彼女の現役時代を知る者は或る程度の年齢には達していようか。欽ちゃんファミリーと言っても、70年代後半の事なのだから。思えば彼女のデビューは77年、当時のアイドル歌手の登竜門だった《スター誕生》の出身だった。デビュー曲《お元気ですか》は彼女を偲ぶ際に番組でも用いられている。歌が旋律に着いて行くのがやっとの歌い方、あの頃の基準でもやはり歌自体は問題にしても仕様もなかったのは事実だ。彼女は母子家庭に育ち、芸能界入りは彼女にとって一家を支える大切な手段であった。彼女はアイドル歌手としての活動を重ねるが、転機となったのはやはり先の欽ちゃんファミリーへの起用だった。当時の萩本はTV、ラジオを中心にして正に全盛期だった。TVレギュラーの全部を合わせて、視聴率100%男の異名を取っていた。80年代には所謂、お笑いブームが起きてやがて彼の時代は去っていった。彼の芸を偽善的と言う評価はある。尤も逆にその時代に台頭したビートたけしの芸は偽悪的と言って良い。実のところ、これは共に浅草芸人の大きな流れだ。欽ちゃんファミリーの時代は終わったが、それでも彼女にとって生活の場は芸能界に在った。偽善的にも偽悪的にもなる事は出来、頭の回転は悪くはなかった。いつしかその侭、見たままオバサン役が似合う姿になっては行った。やはり転機は彼女の母親が介護認定5が進むまでになった事だろう。愛する母親を楽にしてあげる為に入った芸能界、それが母親を独りにしてしまった。彼女は芸能界の仕事を辞めて、母親に付き切りの介護をするようになる。《シングル介護》という言葉がある。未婚の子供が仕事を辞めてまで親に付き切りの介護をする事を指す。これは介護と生活に行き詰まった母子心中未遂事件で、生き残った息子が執行猶予判決を受けた事がある。いざとなっては国も企業も社会も助けてなどくれない。

護る家族はごくごく身内だけだ。やがて、彼女は行き詰まってしまった。

母と訪れた父の墓の前。彼女は硫化水素で自ら命を絶った。享年49歳。


介護施設は入居待ちの状態だ。介護医療現場でも、看護師や作業療法士などのスタッフの数はどんどん減らされて行く。三ヶ月に一度の転院に次ぐ転院、最期まで診てくれた施設でもそうだった。
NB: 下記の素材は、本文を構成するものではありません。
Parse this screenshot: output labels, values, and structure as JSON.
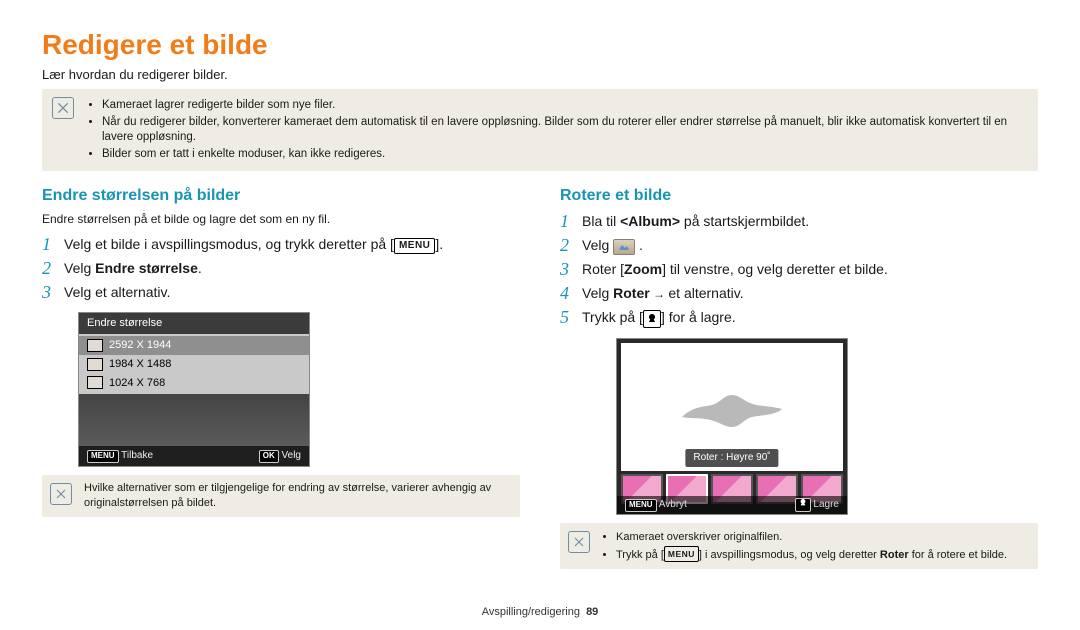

また要介護度の基準もより厳格化され、要介護度の低い患者は次々と施設を追われて行く。枡添要一ですら評論活動の傍ら、母親の介護に追われ、勉強不足を指摘された事もある(《母に包を充てる時》)。その彼ですら母親の死後、政界に転身し、監督官庁の長を務める様になっても問題解決には程遠い。確かに一連の事態は国が悪戯に医療費を抑制して来た事が小さくはない。急速な高齢化社会の進展も然る事ながら、結局は財政配分の優先度の問題でもあるのだ。将来の消費税の大幅引き上げは国民的合意と言っても良い。しかし以上は、上記の問題解決には殆ど役立たないだろう。財政上の優先順位ともなれば、国債の償還だ。借金を返すための借金を既に繰り返すようになっている。その国債は、今回の大型景気対策にも見られるように、少なからず冗費に費やされている。

 さて、この問題に解決策はあるのか、《老老介護》が当たり前になっているが、介護する側が倒れたら、それで終わりだ。頼るべき子供や係累がいるかのどうか、社会や国に何を何処迄期待出来るのか、結局は介護保険外や公的補助以外に、充分な介護を受ける為に、何処迄支払い能力があるかの問題となる。前記事4/9《参列者のいない葬儀》の続きとなってしまったが、ご容赦願いたい。